The Illinois Tollway expects about 8 million vehicles to pass through the 294-mile system between Friday and Tuesday.

A plane prepares to land at O’Hare.
About 1.4 million people are expected to fly in and out of Chicago’s airports over the Labor Day weekend.
Sun-Times file photo

As summer comes to a close and Chicagoans do everything they can to soak up the last few weeks of sun, 1.4 million people are expected to fly in and out of the city’s airports over the long Labor Day weekend.

Airlines expect 1.1 million people to fly through O’Hare and 292,000 to fly through Midway between Thursday and Monday, according to the Chicago Department of Aviation.

Friday will be the busiest travel day of the four-day period, with O’Hare expected to see 263,932 passengers while Midway expects 59,704.

The Illinois Tollway expects about 8 million vehicles to pass through the 294-mile system Friday through Tuesday, Sept. 3. The heaviest traffic is anticipated on Friday when almost 2 million cars are expected to be on the road.

The tollway will suspend most temporary maintenance and construction in anticipation of the influx of drivers, according to a news release.
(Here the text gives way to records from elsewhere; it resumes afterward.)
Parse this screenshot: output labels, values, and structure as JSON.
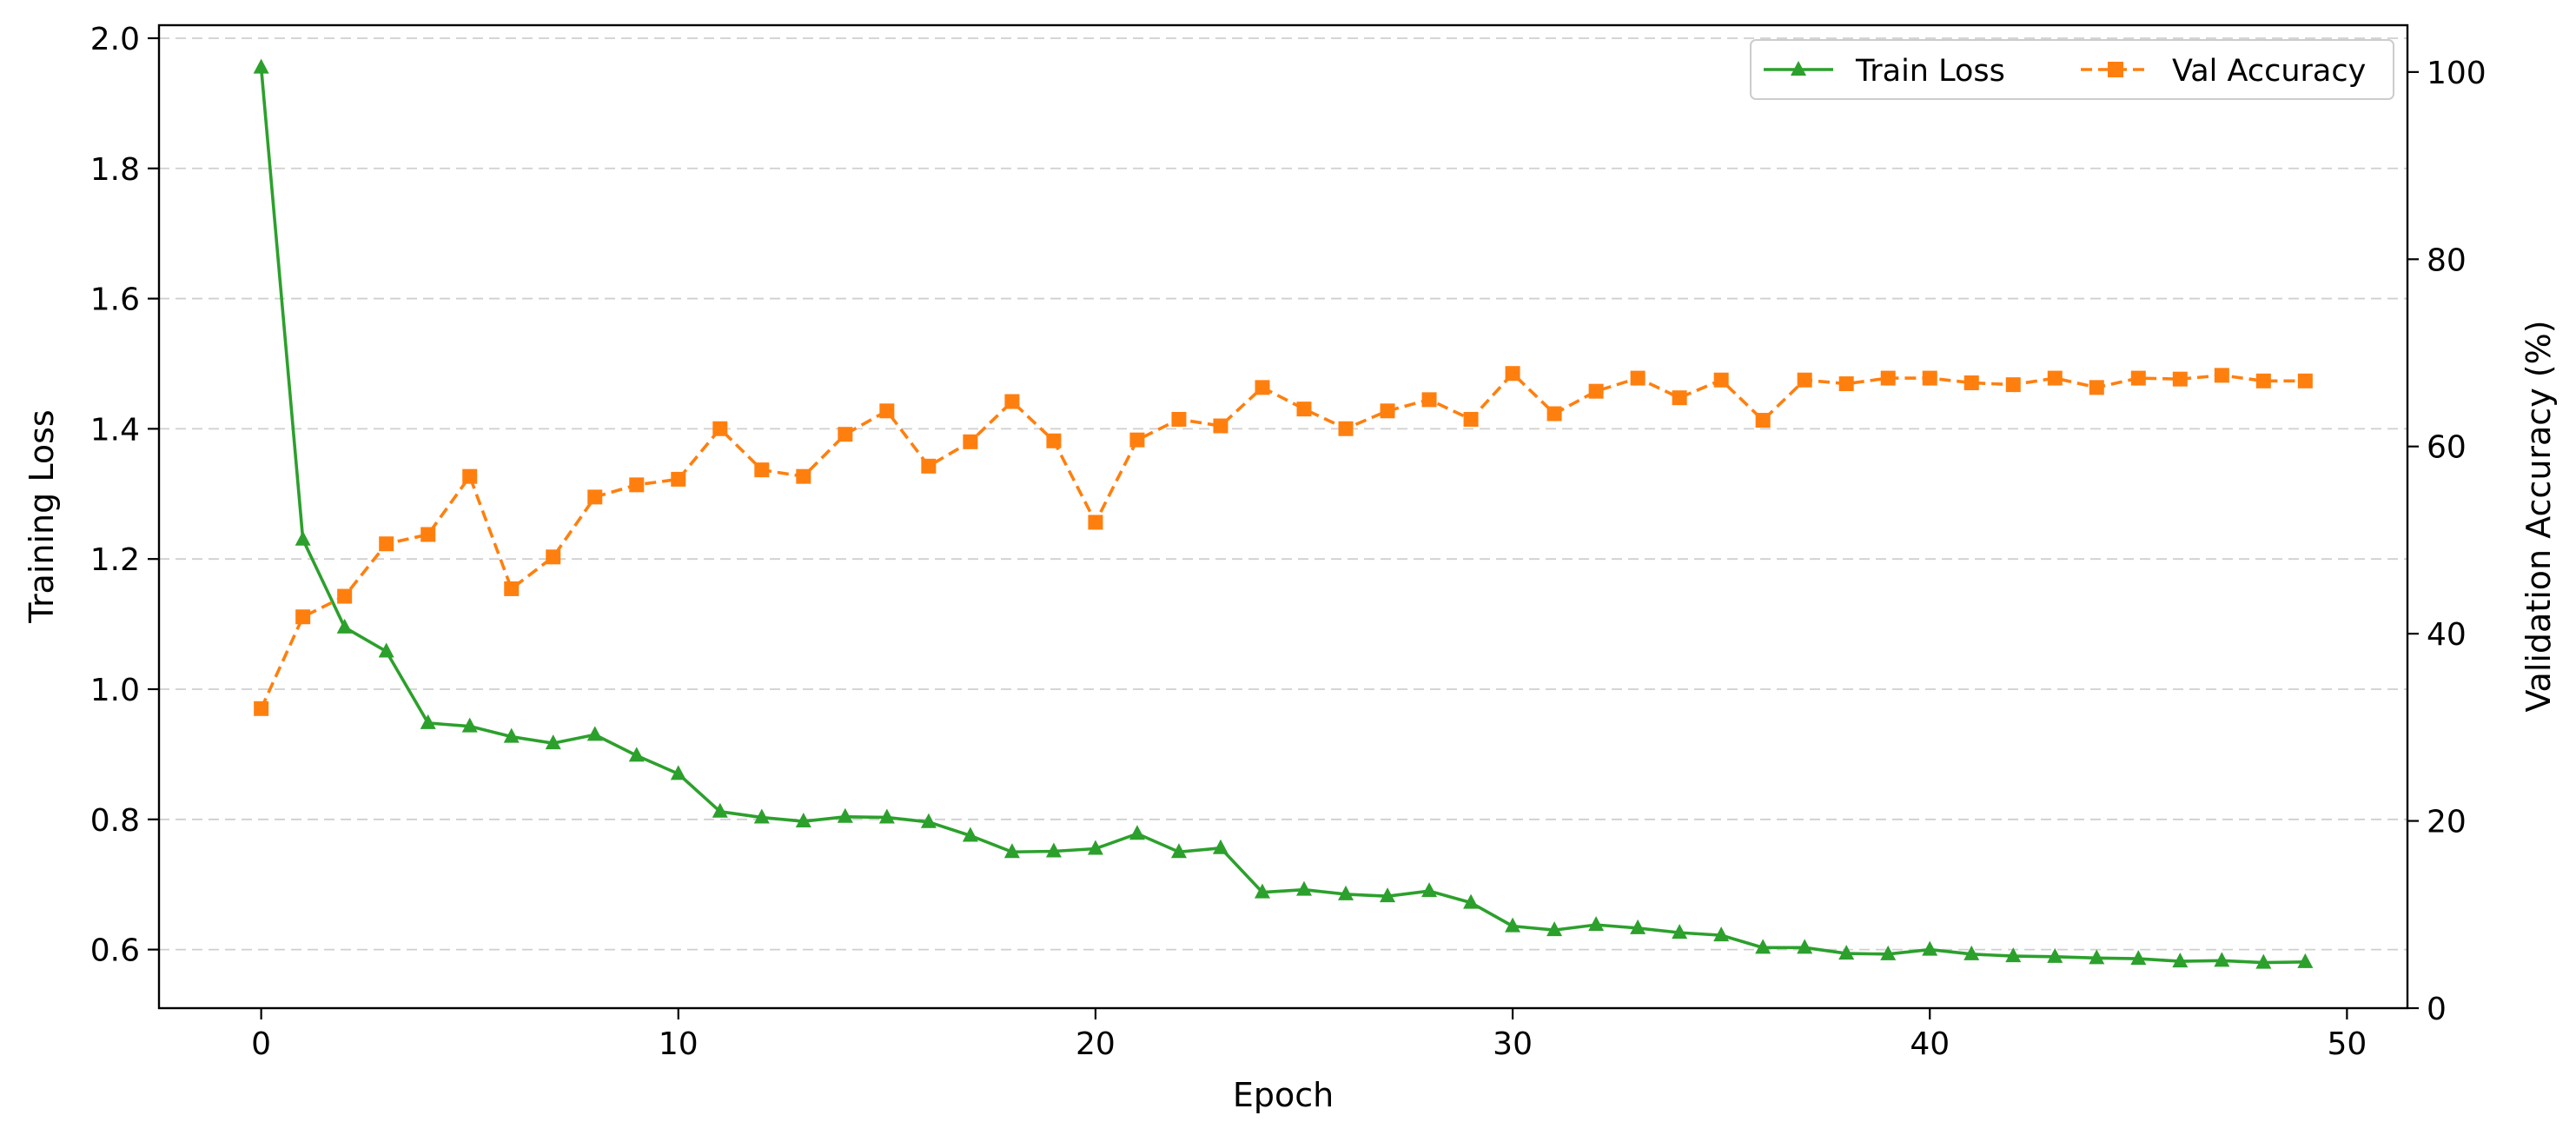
{
  "chart_data": {
    "type": "line",
    "title": "",
    "xlabel": "Epoch",
    "ylabel_left": "Training Loss",
    "ylabel_right": "Validation Accuracy (%)",
    "xlim": [
      -2.45,
      51.45
    ],
    "ylim_left": [
      0.51,
      2.02
    ],
    "ylim_right": [
      0,
      105
    ],
    "xticks": [
      "0",
      "10",
      "20",
      "30",
      "40",
      "50"
    ],
    "yticks_left": [
      "0.6",
      "0.8",
      "1.0",
      "1.2",
      "1.4",
      "1.6",
      "1.8",
      "2.0"
    ],
    "yticks_right": [
      "0",
      "20",
      "40",
      "60",
      "80",
      "100"
    ],
    "grid": "horizontal dashed (left axis)",
    "legend_position": "top-right",
    "x": [
      0,
      1,
      2,
      3,
      4,
      5,
      6,
      7,
      8,
      9,
      10,
      11,
      12,
      13,
      14,
      15,
      16,
      17,
      18,
      19,
      20,
      21,
      22,
      23,
      24,
      25,
      26,
      27,
      28,
      29,
      30,
      31,
      32,
      33,
      34,
      35,
      36,
      37,
      38,
      39,
      40,
      41,
      42,
      43,
      44,
      45,
      46,
      47,
      48,
      49
    ],
    "series": [
      {
        "name": "Train Loss",
        "axis": "left",
        "color": "#2ca02c",
        "marker": "triangle",
        "linestyle": "solid",
        "values": [
          1.955,
          1.23,
          1.095,
          1.058,
          0.948,
          0.943,
          0.927,
          0.917,
          0.93,
          0.898,
          0.87,
          0.812,
          0.803,
          0.797,
          0.804,
          0.803,
          0.796,
          0.775,
          0.75,
          0.751,
          0.755,
          0.778,
          0.75,
          0.756,
          0.688,
          0.692,
          0.685,
          0.682,
          0.69,
          0.672,
          0.636,
          0.63,
          0.638,
          0.633,
          0.626,
          0.622,
          0.603,
          0.603,
          0.594,
          0.593,
          0.6,
          0.593,
          0.59,
          0.589,
          0.587,
          0.586,
          0.582,
          0.583,
          0.58,
          0.581
        ]
      },
      {
        "name": "Val Accuracy",
        "axis": "right",
        "color": "#ff7f0e",
        "marker": "square",
        "linestyle": "dashed",
        "values": [
          32.0,
          41.8,
          44.0,
          49.6,
          50.6,
          56.8,
          44.8,
          48.2,
          54.6,
          55.9,
          56.5,
          61.9,
          57.5,
          56.8,
          61.3,
          63.8,
          57.9,
          60.5,
          64.8,
          60.6,
          51.9,
          60.7,
          62.9,
          62.2,
          66.3,
          64.0,
          61.9,
          63.8,
          65.0,
          62.9,
          67.8,
          63.5,
          65.9,
          67.3,
          65.2,
          67.1,
          62.8,
          67.1,
          66.7,
          67.3,
          67.3,
          66.8,
          66.6,
          67.3,
          66.3,
          67.3,
          67.2,
          67.6,
          67.0,
          67.0
        ]
      }
    ]
  }
}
Good news for people traveling by car: AAA predicts that gas prices across the country are set to be the lowest they have been in a few years.

AAA estimates the average price of gas in the U.S. at $2.60 per gallon, 24 cents lower than last year and 4 cents lower than Labor Day 2017.

The average gas price in Chicago as of Aug. 27 was $2.95 per gallon, about 12 cents less than last year, according to GasBuddy.com, a tech company that tracks fuel prices.

“Strong U.S. oil production rates are holding oil prices about 15% below last year’s levels, effectively reducing the price of producing gasoline,” AAA spokesman Nick Jarmusz said in a news release. “Gas prices should remain low heading into the holiday, unless something unexpected threatens fuel supplies, like geopolitical tensions or a hurricane in the Gulf of Mexico.”

Patrick DeHaan, the head of petroleum analysis at GasBuddy.com, said gas prices tend to trail off in the last couple of months in the summer as they did this year, so a reduction in gas prices for the holiday isn’t unusual.

“For anyone hitting the road this weekend, with Illinois having raised its gas tax, there are certainly a wide variety of prices depending on where you are, which should certainly encourage motorists to shop for those lower prices,” DeHaan said.